Multivariate summaries
For data with many features, the covariance matrix $\Sigma$ has entries $\Sigma_{ij} = \operatorname{Cov}(X_i, X_j)$, and the correlation matrix rescales each entry to $[-1, 1]$. Scatter-plot matrices and correlation heatmaps reveal clusters of redundant features that motivate dimensionality reduction.
A practical concern: in high-dimensional regression, predictors that are highly correlated cause the OLS solution to become unstable. The variance inflation factor $\text{VIF}_j = 1/(1 - R_j^2)$, where $R_j^2$ is the coefficient of determination from regressing feature $j$ on all the others, quantifies this. A VIF above 5 or 10 is conventionally treated as concerning. PCA, ridge regression, or lasso can each address the issue but do so in different ways: PCA changes the basis, ridge shrinks coefficients while keeping all features, lasso zeroes out some entirely.
Anscombe's quartet, why you plot
Frank Anscombe's 1973 four-dataset construction is the canonical reminder that summary statistics conceal structure. Each of his four datasets has identical means, identical variances, identical correlations, and identical regression lines, yet the scatter plots could hardly be more different: one is a clean linear relationship, one is a clear curve, one has an outlier driving the entire fit, and one has an extreme high-leverage point that fixes the slope from a single observation.
The modern echo of Anscombe's quartet is the Datasaurus Dozen (Matejka and Fitzmaurice, 2017), a set of 13 datasets with identical summary statistics to two decimal places, including one in the unmistakable shape of a dinosaur. The lesson is unchanged. Always plot your data. Histograms expose multimodality. Box plots expose outliers. Pairs plots expose redundancy. QQ-plots expose distributional shape. In ML, this discipline extends to plotting feature distributions per class, embedding visualisations (UMAP, t-SNE), confusion matrices, and calibration curves. Models that look fine on aggregate metrics fail on subgroups; only plotting reveals the failure.
Worked example, hand calculation
Consider the small dataset $\mathbf{x} = (4, 8, 6, 5, 3, 12, 7)$, $n = 7$.
Mean: $\bar x = (4+8+6+5+3+12+7)/7 = 45/7 \approx 6.43$.

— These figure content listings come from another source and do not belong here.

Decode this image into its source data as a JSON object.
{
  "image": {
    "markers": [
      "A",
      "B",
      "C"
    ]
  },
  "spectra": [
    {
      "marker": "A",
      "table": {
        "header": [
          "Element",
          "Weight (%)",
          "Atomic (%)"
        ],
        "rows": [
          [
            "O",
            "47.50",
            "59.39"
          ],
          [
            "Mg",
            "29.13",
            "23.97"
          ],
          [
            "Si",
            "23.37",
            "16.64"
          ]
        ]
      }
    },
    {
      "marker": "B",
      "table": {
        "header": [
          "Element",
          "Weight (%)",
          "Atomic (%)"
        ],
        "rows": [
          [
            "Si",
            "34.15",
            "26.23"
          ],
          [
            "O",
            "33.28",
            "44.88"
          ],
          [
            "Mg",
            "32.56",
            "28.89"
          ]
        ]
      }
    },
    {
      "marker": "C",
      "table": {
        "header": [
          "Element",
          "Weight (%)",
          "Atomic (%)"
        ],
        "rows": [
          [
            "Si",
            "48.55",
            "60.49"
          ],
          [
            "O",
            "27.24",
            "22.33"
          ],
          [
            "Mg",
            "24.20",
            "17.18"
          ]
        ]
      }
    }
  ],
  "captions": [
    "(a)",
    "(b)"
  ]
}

Sorted: $(3, 4, 5, 6, 7, 8, 12)$, median $= 6$.
Squared deviations from $\bar x$:
$$(4-6.43)^2 = 5.90,\ (8-6.43)^2 = 2.46,\ (6-6.43)^2 = 0.18,$$ $$(5-6.43)^2 = 2.04,\ (3-6.43)^2 = 11.76,\ (12-6.43)^2 = 31.02,\ (7-6.43)^2 = 0.32.$$
Sum $= 53.71$. Sample variance $s^2 = 53.71/6 \approx 8.95$. Sample SD $s \approx 2.99$.
Note how the value 12 dominates the sum of squared deviations (31.02 of 53.71). One outlying observation drives most of the variance. The median (6) is unmoved by this point; the mean (6.43) is.
import numpy as np
x = np.array([4, 8, 6, 5, 3, 12, 7])
print(f"mean={x.mean():.3f} median={np.median(x):.3f} "
f"std={x.std(ddof=1):.3f} IQR={np.percentile(x,75)-np.percentile(x,25):.3f}")
Sampling
A simple random sample gives every possible subset of size $n$ equal probability. Other schemes, stratified, cluster, systematic, exploit known population structure to improve efficiency. In machine learning, the i.i.d. assumption (training examples drawn independently from a fixed distribution) is itself a sampling assumption. When it breaks, selection bias, distribution shift, label leakage, models can fail badly in deployment. Many notorious AI failures (a chest X-ray model that learns "this hospital uses portable X-rays for sicker patients", a recidivism model that learns historical policing patterns) are sampling failures, not learning failures. No amount of model sophistication compensates for an unrepresentative sample.